Music band Arcade Fire partakes in the latest Google Chrome experiment to promote its new track Reflector

Arcade Fire, a Grammy-winning indie rock music band from Canada, has collaborated with Google to create an interactive video for its new track, Reflektor, in which the desktop or mobile users can add different visual effects as it’s playing. The project comes as one of the open-source Google Chrome experiments.

The video, filmed in Haiti, narrates a story of a young woman who “travels between her world and our own.” The tech creative team uses a strong visual voice revolving around symbolism and mysticism to tell the story. The interactive HTML5 experience can be accessed at the dedicated site Viewers of the film, directed by Vincent Morisset, can get engaged into the visual narration by creating various light, water, mirror-esque effects with a mouse (on the computer) or a touchscreen (with a finger).

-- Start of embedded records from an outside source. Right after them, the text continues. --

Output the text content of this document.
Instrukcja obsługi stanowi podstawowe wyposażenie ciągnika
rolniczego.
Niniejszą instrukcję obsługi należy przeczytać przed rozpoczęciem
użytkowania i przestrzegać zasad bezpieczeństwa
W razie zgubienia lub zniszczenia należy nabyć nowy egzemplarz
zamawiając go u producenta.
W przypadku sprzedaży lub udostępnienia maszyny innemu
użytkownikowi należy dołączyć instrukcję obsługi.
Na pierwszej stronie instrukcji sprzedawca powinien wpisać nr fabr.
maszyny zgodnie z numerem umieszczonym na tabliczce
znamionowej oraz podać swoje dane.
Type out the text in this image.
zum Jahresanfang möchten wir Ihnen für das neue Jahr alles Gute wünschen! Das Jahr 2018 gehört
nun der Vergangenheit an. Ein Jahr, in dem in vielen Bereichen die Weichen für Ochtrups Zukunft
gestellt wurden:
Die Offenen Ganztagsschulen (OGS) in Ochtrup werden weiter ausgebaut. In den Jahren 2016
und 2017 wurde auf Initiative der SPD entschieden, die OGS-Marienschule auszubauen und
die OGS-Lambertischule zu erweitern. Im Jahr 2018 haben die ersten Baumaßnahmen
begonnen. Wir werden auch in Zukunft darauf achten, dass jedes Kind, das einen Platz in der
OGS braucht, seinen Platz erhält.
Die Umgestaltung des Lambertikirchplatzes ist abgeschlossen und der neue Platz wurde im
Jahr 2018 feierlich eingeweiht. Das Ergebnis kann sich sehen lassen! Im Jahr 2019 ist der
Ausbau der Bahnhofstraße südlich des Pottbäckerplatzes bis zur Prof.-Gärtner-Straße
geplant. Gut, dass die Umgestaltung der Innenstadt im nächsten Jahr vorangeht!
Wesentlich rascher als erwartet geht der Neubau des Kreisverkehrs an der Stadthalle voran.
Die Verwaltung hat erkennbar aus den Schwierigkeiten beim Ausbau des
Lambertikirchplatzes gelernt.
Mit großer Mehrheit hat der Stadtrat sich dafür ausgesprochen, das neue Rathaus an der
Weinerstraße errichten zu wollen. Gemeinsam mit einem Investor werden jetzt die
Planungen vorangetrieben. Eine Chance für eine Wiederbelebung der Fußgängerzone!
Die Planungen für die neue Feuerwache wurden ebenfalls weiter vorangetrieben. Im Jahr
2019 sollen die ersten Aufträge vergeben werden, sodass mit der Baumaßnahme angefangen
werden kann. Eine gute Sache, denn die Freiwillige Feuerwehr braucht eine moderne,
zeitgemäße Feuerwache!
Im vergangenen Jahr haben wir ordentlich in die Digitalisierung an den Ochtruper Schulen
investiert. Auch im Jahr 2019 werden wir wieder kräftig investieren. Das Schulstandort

The developers allow the public to discover all the tech details of the “Just a Reflector” interactive piece in the explanatory section on the site. The information about the technologies used to implement the project is available in more than 20 languages. View the highlights on the technologies in the image below. There’s also a traditional, non-interactive version of the video.

Pic.: The details about the web technology used in “Just a Reflektor” (click to enlarge)

It’s not the first time Arcade Fire uses technology in its music clips. In 2010, they created an emotional film for the We Used to Wait track by integrating a personalized experience with Google Maps into the video.